The idea of further Fed hikes is not helping sentiment in bond markets, especially since Fitch downgraded the U.S. credit rating from AAA to AA+. That’s bad news for two reasons. First a lower credit rating means that the US should compensate for the higher risk investors take while buying the US government bonds so it’s an additional upside pressure on yields. And combined to Fed hikes, the US interest payments will become an increasingly growing burden. In numbers, the US spends $1.8 bn interest payments every day. According to Peter Peterson foundation this number will double in the next decade and interest payments will become the fastest growing part of the federal budget. And if that’s not enough, Moody’s downgraded credit ratings for 10 small and midsize US banks, citing higher funding costs, potential regulatory capital weaknesses and risks tied to commercial real estate loans. And speaking of banks, Italian banks also sold off earlier this week on news of a new windfall tax. The latter triggered some risk averse inflows into bonds until Italy issued a clarification of its new tax on banks’ windfall profits, saying that the impact may be limited for some banks and the levy won’t exceed 0.1% of a firm’s assets. Banks that have already increased the interest rates they offer to depositors ‘will not have a significant impact as a consequence of the rule approved yesterday’. Phew….
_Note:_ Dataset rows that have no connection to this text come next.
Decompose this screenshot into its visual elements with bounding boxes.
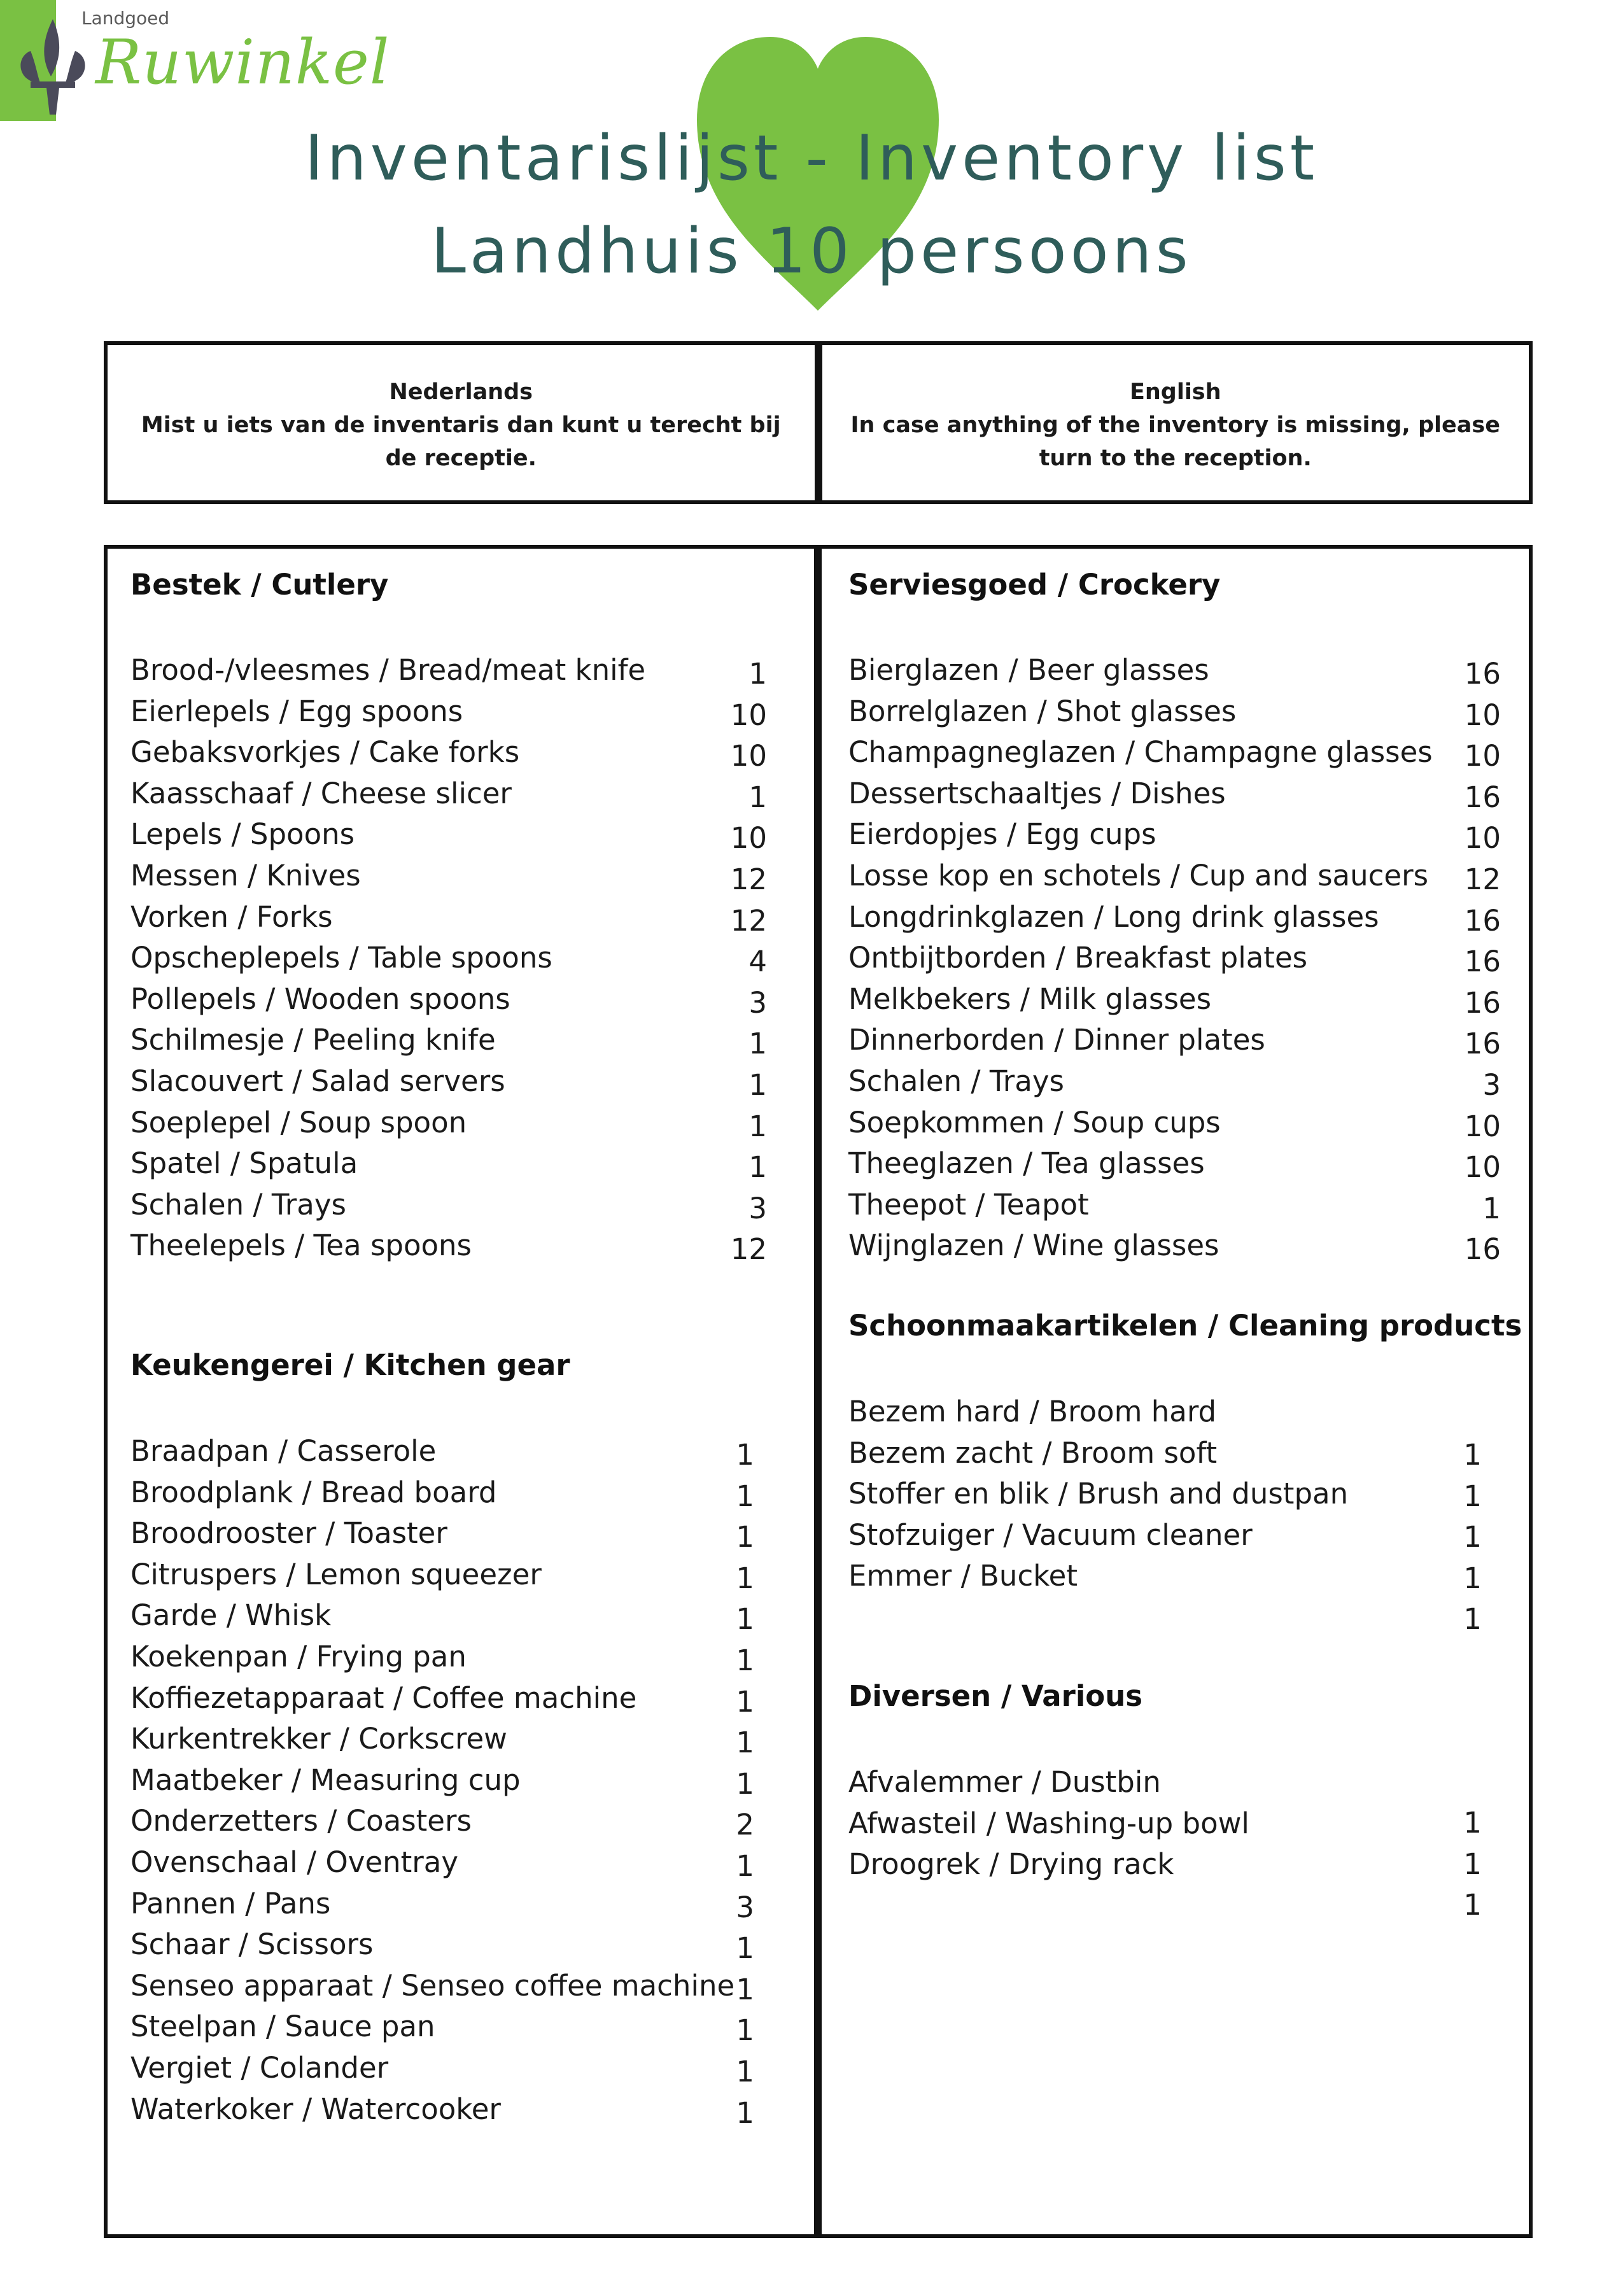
item-quantity: 1 <box>736 1520 754 1554</box>
item-name: Borrelglazen / Shot glasses <box>848 694 1237 728</box>
inventory-row <box>130 773 767 814</box>
inventory-row <box>848 1102 1501 1143</box>
info-box <box>104 341 1533 504</box>
inventory-row <box>130 1185 767 1225</box>
item-name: Droogrek / Drying rack <box>848 1847 1174 1882</box>
item-name: Theepot / Teapot <box>848 1187 1089 1222</box>
inventory-row <box>848 691 1501 732</box>
item-name: Vergiet / Colander <box>130 2051 389 2085</box>
inventory-row <box>848 1844 1482 1885</box>
info-dutch <box>108 345 822 500</box>
item-quantity: 10 <box>730 821 767 856</box>
item-quantity: 10 <box>1464 821 1501 856</box>
item-quantity: 12 <box>730 1232 767 1267</box>
inventory-row <box>848 979 1501 1020</box>
item-quantity: 1 <box>736 1766 754 1801</box>
item-name: Broodrooster / Toaster <box>130 1516 447 1551</box>
inventory-row <box>848 1803 1482 1844</box>
item-quantity: 1 <box>736 1644 754 1677</box>
inventory-row <box>130 650 767 691</box>
item-name: Champagneglazen / Champagne glasses <box>848 735 1433 770</box>
inventory-row <box>130 2006 754 2047</box>
page-title-line1: Inventarislijst - Inventory list <box>304 122 1319 195</box>
item-quantity: 1 <box>736 1972 754 2006</box>
item-quantity: 1 <box>736 1726 754 1760</box>
item-name: Wijnglazen / Wine glasses <box>848 1229 1219 1263</box>
fleur-de-lis-icon <box>5 13 101 121</box>
item-quantity: 1 <box>736 1849 754 1883</box>
item-name: Kurkentrekker / Corkscrew <box>130 1722 507 1756</box>
item-name: Emmer / Bucket <box>848 1559 1078 1593</box>
item-name: Stofzuiger / Vacuum cleaner <box>848 1518 1253 1552</box>
item-name: Maatbeker / Measuring cup <box>130 1763 521 1797</box>
inventory-row <box>130 1801 754 1842</box>
inventory-row <box>130 1020 767 1060</box>
item-name: Eierlepels / Egg spoons <box>130 694 463 728</box>
item-quantity: 1 <box>1463 1888 1482 1922</box>
info-english-heading: English <box>1129 379 1221 405</box>
inventory-row <box>130 1225 767 1266</box>
item-quantity: 1 <box>1463 1806 1482 1840</box>
item-quantity: 1 <box>748 1109 767 1143</box>
item-quantity: 3 <box>1482 1068 1501 1102</box>
item-quantity: 10 <box>730 698 767 732</box>
inventory-row <box>130 691 767 732</box>
inventory-row <box>848 1433 1482 1474</box>
item-quantity: 1 <box>736 1561 754 1595</box>
item-name: Opscheplepels / Table spoons <box>130 941 552 975</box>
item-name: Stoffer en blik / Brush and dustpan <box>848 1477 1349 1511</box>
item-name: Koekenpan / Frying pan <box>130 1640 467 1673</box>
item-quantity: 4 <box>748 945 767 979</box>
inventory-row <box>130 979 767 1020</box>
inventory-row <box>130 1595 754 1636</box>
inventory-row <box>130 897 767 938</box>
item-name: Gebaksvorkjes / Cake forks <box>130 735 520 770</box>
item-quantity: 1 <box>1463 1520 1482 1554</box>
inventory-row <box>130 1924 754 1965</box>
inventory-row <box>130 1966 754 2006</box>
inventory-row <box>848 856 1501 896</box>
inventory-row <box>848 1391 1482 1432</box>
item-quantity: 1 <box>736 2013 754 2048</box>
item-name: Kaasschaaf / Cheese slicer <box>130 776 512 810</box>
inventory-row <box>848 1020 1501 1060</box>
inventory-row <box>130 1760 754 1801</box>
item-name: Longdrinkglazen / Long drink glasses <box>848 899 1379 934</box>
inventory-row <box>130 1102 767 1143</box>
inventory-row <box>130 1513 754 1554</box>
inventory-row <box>130 1143 767 1184</box>
inventory-row <box>848 1762 1482 1803</box>
item-quantity: 16 <box>1464 657 1501 691</box>
inventory-row <box>130 1678 754 1719</box>
logo-script-text: Ruwinkel <box>95 27 390 98</box>
item-quantity: 1 <box>736 1438 754 1472</box>
item-name: Bierglazen / Beer glasses <box>848 653 1209 687</box>
item-name: Citruspers / Lemon squeezer <box>130 1557 542 1591</box>
inventory-row <box>130 856 767 896</box>
item-name: Afvalemmer / Dustbin <box>848 1765 1161 1799</box>
logo <box>0 0 390 124</box>
item-quantity: 16 <box>1464 945 1501 979</box>
item-name: Slacouvert / Salad servers <box>130 1064 505 1098</box>
section-title-various: Diversen / Various <box>848 1679 1143 1713</box>
item-quantity: 1 <box>748 1150 767 1185</box>
item-name: Schaar / Scissors <box>130 1927 374 1962</box>
item-quantity: 10 <box>1464 1150 1501 1185</box>
item-name: Garde / Whisk <box>130 1598 332 1633</box>
item-name: Theelepels / Tea spoons <box>130 1229 472 1263</box>
item-name: Onderzetters / Coasters <box>130 1804 472 1838</box>
item-quantity: 1 <box>748 657 767 691</box>
inventory-row <box>848 938 1501 978</box>
item-quantity: 1 <box>1463 1561 1482 1595</box>
inventory-row <box>848 1185 1501 1225</box>
inventory-row <box>130 814 767 855</box>
item-quantity: 1 <box>736 2095 754 2130</box>
item-quantity: 10 <box>1464 698 1501 732</box>
inventory-row <box>848 1061 1501 1102</box>
item-name: Pollepels / Wooden spoons <box>130 982 510 1016</box>
item-quantity: 10 <box>730 739 767 773</box>
item-name: Braadpan / Casserole <box>130 1434 437 1468</box>
item-name: Schalen / Trays <box>848 1064 1064 1098</box>
item-name: Soepkommen / Soup cups <box>848 1105 1221 1139</box>
item-quantity: 1 <box>736 2055 754 2088</box>
item-name: Theeglazen / Tea glasses <box>848 1146 1205 1181</box>
item-name: Melkbekers / Milk glasses <box>848 982 1212 1016</box>
item-name: Senseo apparaat / Senseo coffee machine <box>130 1968 735 2003</box>
item-name: Waterkoker / Watercooker <box>130 2092 501 2126</box>
item-quantity: 1 <box>1463 1438 1482 1472</box>
inventory-row <box>848 732 1501 773</box>
item-quantity: 2 <box>736 1808 754 1842</box>
info-english <box>822 345 1529 500</box>
inventory-row <box>130 1431 754 1472</box>
section-title-crockery: Serviesgoed / Crockery <box>848 568 1221 602</box>
inventory-row <box>130 1472 754 1513</box>
info-english-text: In case anything of the inventory is missing, please turn to the reception. <box>850 412 1500 471</box>
item-name: Brood-/vleesmes / Bread/meat knife <box>130 653 646 687</box>
item-quantity: 1 <box>1482 1191 1501 1225</box>
item-quantity: 16 <box>1464 1232 1501 1267</box>
item-quantity: 3 <box>748 1191 767 1225</box>
item-quantity: 10 <box>1464 1109 1501 1143</box>
item-quantity: 1 <box>748 1027 767 1061</box>
inventory-row <box>130 1061 767 1102</box>
item-name: Spatel / Spatula <box>130 1146 358 1181</box>
item-name: Broodplank / Bread board <box>130 1475 497 1509</box>
inventory-row <box>848 1225 1501 1266</box>
item-quantity: 12 <box>730 863 767 896</box>
item-name: Eierdopjes / Egg cups <box>848 817 1156 852</box>
inventory-row <box>130 2048 754 2088</box>
item-quantity: 16 <box>1464 985 1501 1020</box>
item-quantity: 1 <box>1463 1602 1482 1637</box>
inventory-row <box>130 1554 754 1595</box>
column-divider <box>814 549 822 2234</box>
item-quantity: 1 <box>736 1931 754 1966</box>
inventory-row <box>130 2089 754 2130</box>
item-name: Steelpan / Sauce pan <box>130 2010 435 2044</box>
item-quantity: 1 <box>736 1479 754 1513</box>
item-name: Bezem hard / Broom hard <box>848 1395 1217 1428</box>
inventory-row <box>130 938 767 978</box>
inventory-row <box>848 1556 1482 1596</box>
item-name: Bezem zacht / Broom soft <box>848 1435 1218 1470</box>
item-quantity: 16 <box>1464 1027 1501 1061</box>
item-name: Lepels / Spoons <box>130 817 355 852</box>
item-quantity: 10 <box>1464 739 1501 773</box>
item-name: Schalen / Trays <box>130 1187 346 1222</box>
item-quantity: 12 <box>1464 863 1501 896</box>
item-name: Dessertschaaltjes / Dishes <box>848 776 1226 810</box>
item-quantity: 12 <box>730 903 767 938</box>
item-quantity: 1 <box>736 1602 754 1637</box>
item-quantity: 1 <box>748 1068 767 1102</box>
info-dutch-heading: Nederlands <box>389 379 533 405</box>
item-quantity: 16 <box>1464 903 1501 938</box>
item-quantity: 1 <box>748 780 767 814</box>
inventory-row <box>130 1842 754 1883</box>
item-name: Dinnerborden / Dinner plates <box>848 1023 1265 1057</box>
section-title-cutlery: Bestek / Cutlery <box>130 568 389 602</box>
inventory-row <box>848 650 1501 691</box>
inventory-row <box>848 1515 1482 1556</box>
item-quantity: 3 <box>736 1890 754 1924</box>
logo-small-text: Landgoed <box>81 8 170 29</box>
item-name: Soeplepel / Soup spoon <box>130 1105 467 1139</box>
item-name: Messen / Knives <box>130 859 361 892</box>
item-name: Losse kop en schotels / Cup and saucers <box>848 859 1429 892</box>
inventory-row <box>848 1474 1482 1514</box>
item-quantity: 16 <box>1464 780 1501 814</box>
inventory-row <box>130 1637 754 1677</box>
page-title-line2: Landhuis 10 persoons <box>431 215 1192 288</box>
item-quantity: 1 <box>1463 1847 1482 1881</box>
section-title-kitchen: Keukengerei / Kitchen gear <box>130 1348 570 1382</box>
item-name: Pannen / Pans <box>130 1886 331 1920</box>
info-dutch-text: Mist u iets van de inventaris dan kunt u terecht bij de receptie. <box>141 412 781 471</box>
item-name: Afwasteil / Washing-up bowl <box>848 1806 1249 1840</box>
inventory-row <box>848 814 1501 855</box>
item-name: Schilmesje / Peeling knife <box>130 1023 496 1057</box>
item-quantity: 3 <box>748 985 767 1020</box>
item-name: Vorken / Forks <box>130 899 333 934</box>
item-name: Ontbijtborden / Breakfast plates <box>848 941 1308 975</box>
section-title-cleaning: Schoonmaakartikelen / Cleaning products <box>848 1309 1522 1342</box>
item-name: Ovenschaal / Oventray <box>130 1845 458 1879</box>
inventory-row <box>848 897 1501 938</box>
item-quantity: 1 <box>736 1684 754 1719</box>
inventory-row <box>130 1719 754 1759</box>
inventory-row <box>130 1884 754 1924</box>
inventory-row <box>848 1143 1501 1184</box>
item-name: Koffiezetapparaat / Coffee machine <box>130 1680 637 1715</box>
inventory-row <box>848 773 1501 814</box>
inventory-row <box>130 732 767 773</box>
item-quantity: 1 <box>1463 1479 1482 1513</box>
The U.S. 2-year yield rebounded past 4.80%, while the 10-year yield is back to around%, after a spike to 4.20% on Fitch downgrade.

Troubled China

Chinese indices are up and down. Up, thanks to measures that the Chinese government announced to support the economy, down because of plunging export/import, deflation worries following another round of soft trade, CPI and PPI numbers since the start of the week, and the jitters that the US could limit investments to China. One interesting point is that the Chinese stock market shows decorrelation from the stock markets of developed countries. KraneShares CSI China Internet ETF saw $342.23 million inflows last week, the biggest weekly inflow in 14 months. Yet impressive growth numbers are probably not in China’s near future as the population is shrinking, the real estate crisis fuels the local debt crisis with Country Garden’s potential default on its debt now making the headlines, investor and consumer confidence in Chinese government will take time to be restored, and further restrictions of US investments in China, especially in cutting-edge sectors like AI and quantum computing could further dampen appetite.